На небе одна за другой зажигались звезды, черной кошкой неслышно подкрадывалась ночь, умиротворение нисходило на огромный и бестолковый город, населенный доживающими свой век палачами и их жертвами, их детьми, их внуками и правнуками, меж которыми уже заключались все новые и новые браки, ибо, если бы внуки и правнуки палачей брали в жены исключительно девиц палаческого рода, а потомки жертв женились на себе подобных, то славный и красивый народ неминуемо бы выродился. Но этого не случилось и не случится впредь, ибо царствует во Вселенной незыблемый и вечный Закон о единстве и любви противоположностей.

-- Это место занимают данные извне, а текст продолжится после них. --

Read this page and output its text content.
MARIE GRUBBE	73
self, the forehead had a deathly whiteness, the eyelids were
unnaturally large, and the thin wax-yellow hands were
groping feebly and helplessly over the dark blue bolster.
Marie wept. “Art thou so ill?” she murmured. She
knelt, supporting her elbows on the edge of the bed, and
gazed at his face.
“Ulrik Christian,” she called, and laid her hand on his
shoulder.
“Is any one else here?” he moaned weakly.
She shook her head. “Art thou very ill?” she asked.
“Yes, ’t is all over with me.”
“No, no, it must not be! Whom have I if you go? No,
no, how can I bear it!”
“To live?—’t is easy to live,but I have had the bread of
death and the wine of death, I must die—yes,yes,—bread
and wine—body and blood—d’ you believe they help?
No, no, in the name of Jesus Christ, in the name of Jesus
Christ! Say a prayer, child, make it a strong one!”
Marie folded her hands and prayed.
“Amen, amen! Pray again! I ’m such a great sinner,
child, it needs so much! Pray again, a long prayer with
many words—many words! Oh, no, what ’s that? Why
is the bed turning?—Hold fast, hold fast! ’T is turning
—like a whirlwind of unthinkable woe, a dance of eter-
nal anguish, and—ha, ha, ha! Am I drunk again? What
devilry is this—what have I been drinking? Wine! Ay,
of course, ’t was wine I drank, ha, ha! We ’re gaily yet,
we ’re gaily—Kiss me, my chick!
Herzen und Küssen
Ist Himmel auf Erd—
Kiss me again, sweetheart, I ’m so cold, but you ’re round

Долго мы сидели в безмолвии, думая о светлых минутах детства и о подлостях, которые совершали, взрослея, и тихие слезы раскаяния струились по нашим щекам. Даже Глистопадов, озверевший от своих бесплодных философических потуг, шмыгнул два раза носом. И когда зажглась на западе полуночная звезда Мандрагора, под оранжевым светом которой рождаются убийцы и поэты, Лаврентий Павлович снял пенсне и голосом ровным и спокойным спросил, обращаясь к Космосу:

— Неужели люди на самом деле считают, что я самый большой злодей на свете?

И Маруся, простая душа, решив, что риторический этот вопрос обращен к нам, откликнулась тотчас, будто за язык ее кто тянул:

— А как же по-другому считать, Лаврентий Павлович? И в газетах давно про вас такое печатают и по телевизору стали передавать. Ученые люди, а чего ж им не верить, им за ученость большие деньги платят, так они говорят, что такого злыдня, как вы, еще не было на Руси.

— По последним данным, Лаврентий Павлович, — подобострастно, но с затаенным злорадством прошептал, а точнее — прошипел философ, — на вашу личную совесть приходится восемьсот сорок шесть тысяч двести пятьдесят три расстрелянных, два миллиона девяносто тысяч сто пятнадцать умерших от голода, увечий и болезней в лагерях, пять тысяч триста девять убитых при попытках к бегству и две тысячи четыреста пятьдесят семь самоубийц.

— Последнюю категорию лиц я решительно отвергаю, — твердо сказал Лаврентий Павлович и, протирая оранжевые стеклышки пенсне платочком, перешел на раздумчивый тон. — Строго говоря, на моей совести нет ни секунды чьей-либо жизни, ни тем более капли крови. В детстве, помню, кошка поймала мышонка и стала играть с ним, прежде чем съесть. У кошек, знаете, такой садизм в обычае. Мышонка парализовал страх. Я отнял его у кошки и даже наподдал ей ногой, когда она стала жалобно клянчить, чтобы я вернул ей добычу. А мышонка положил за пазуху, и когда он пришел в себя и зашевелился, я отнес его к сараю, где по рассказам бабушки было мышиное гнездо, и выпустил на волю…

Тут взор у Лаврентия Павловича увлажнился. Впрочем, уже наступившая ночь была, несмотря на обилие звезд, достаточно темной, так что эту деталь я, можно сказать, домыслил на основании того, что он промокнул глаза платочком.